Femininity can be a two edged sword. Luckily for me I was a late bloomer, so had plenty of practise being ok with who I was. I pursued character from a young age, fuelled by a desire to know the living God with passion.
During my twenties, the golden age for beauty, fashion and exploring relationships I was challenging those versions of beauty and the body. Pregnancy, labour, birth and breastfeeding in their way intimately challenge our sense of body and beauty. My first two babies were girls. Despite my lack of enthusiasm for raising two girls, for all the gender role moulding and myths of beauty I knew they would endure, they have taught me, through their innate beauty, to face my fear of being female.
It’s a challenge for all women – a challenge for women who don’t meet the world’s criteria for attractiveness and never measure up. It can make or break a person. It’s a challenge for those who do meet the standard not to fall into the trap of letting their physical beauty define them, or let that be the thing that makes them ok, as it’s a shallow advantage. I have beautiful daughters, even by the world’s measure. Without ignoring their need to be appreciated for their physical attributes, I have concentrated on encouraging them to think more deeply about beauty, about integrity, character, personality, what they can offer the world, encouraging others, and accepting themselves more deeply than what’s on the surface. I hope I have done a good job.

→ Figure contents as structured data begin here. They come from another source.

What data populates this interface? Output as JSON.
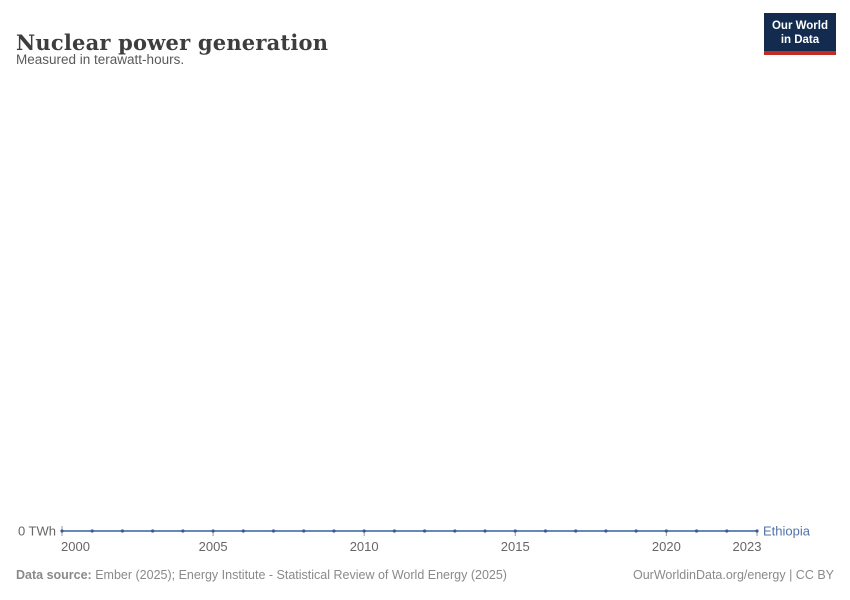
{
  "header": {
    "title": "Nuclear power generation",
    "subtitle": "Measured in terawatt-hours.",
    "logo": {
      "line1": "Our World",
      "line2": "in Data"
    }
  },
  "chart_data": {
    "type": "line",
    "title": "Nuclear power generation",
    "subtitle": "Measured in terawatt-hours.",
    "unit": "TWh",
    "x": [
      2000,
      2001,
      2002,
      2003,
      2004,
      2005,
      2006,
      2007,
      2008,
      2009,
      2010,
      2011,
      2012,
      2013,
      2014,
      2015,
      2016,
      2017,
      2018,
      2019,
      2020,
      2021,
      2022,
      2023
    ],
    "series": [
      {
        "name": "Ethiopia",
        "values": [
          0,
          0,
          0,
          0,
          0,
          0,
          0,
          0,
          0,
          0,
          0,
          0,
          0,
          0,
          0,
          0,
          0,
          0,
          0,
          0,
          0,
          0,
          0,
          0
        ]
      }
    ],
    "x_tick_years": [
      2000,
      2005,
      2010,
      2015,
      2020,
      2023
    ],
    "y_axis_label": "0 TWh",
    "xlim": [
      2000,
      2023
    ],
    "ylim": [
      0,
      0
    ],
    "grid": false,
    "legend_position": "end-of-line",
    "entity_label": "Ethiopia"
  },
  "footer": {
    "source_label": "Data source:",
    "source_text": " Ember (2025); Energy Institute - Statistical Review of World Energy (2025)",
    "right_text": "OurWorldinData.org/energy | CC BY"
  },
  "colors": {
    "line": "#5377ad",
    "marker": "#3b5b98",
    "entity_label": "#4f74a8",
    "axis_text": "#666666",
    "tick": "#9a9a9a",
    "title": "#3d3d3d",
    "subtitle": "#595959",
    "footer_text": "#8a8a8a",
    "logo_bg": "#122b4f",
    "logo_red": "#c22d21"
  }
}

A friend of mine who is a young attractive fashionable dancer, who is also academically talented is feeling the weight of low expectation in her university astronomy class, full of young talented intellectuals. She may end up toning down her ‘looks’ to fit in, she may not, she may embrace the challenge and show them what she’s got. Either way she has a choice. I hope she chooses to be herself.
It’s our challenge to confidently face the dual responsibility of being a woman; feminine and attractive, or androgynous and hardy – first to not be afraid of it, second to not let it define you, and definitely not let others let it define you. I guess thirdly, is not to use it without integrity. This world needs more women who accept themselves and accept others, without resorting to competition, women who behave as though beauty, love and acceptance are unlimited resources. A woman who accepts the skin she is in, accepts her body and herself is disarming, captivating, and makes those around her feel comfortable, without the need to perform to be accepted, and able to find love, acceptance and connection. We give others a great gift when we are comfortable with who we are.
I define me, whether I know it or not, I have that power. Personally, I let my God and my faith define me. I am beautiful, not because I happen to biologically meet some arbitrary worldly criteria, but because my Creator made me in his image. Beauty points to our creator, but attractiveness is only skin deep. Cultivating beauty takes a lifetime of character, integrity and being happy in our own skin. And we all can be that.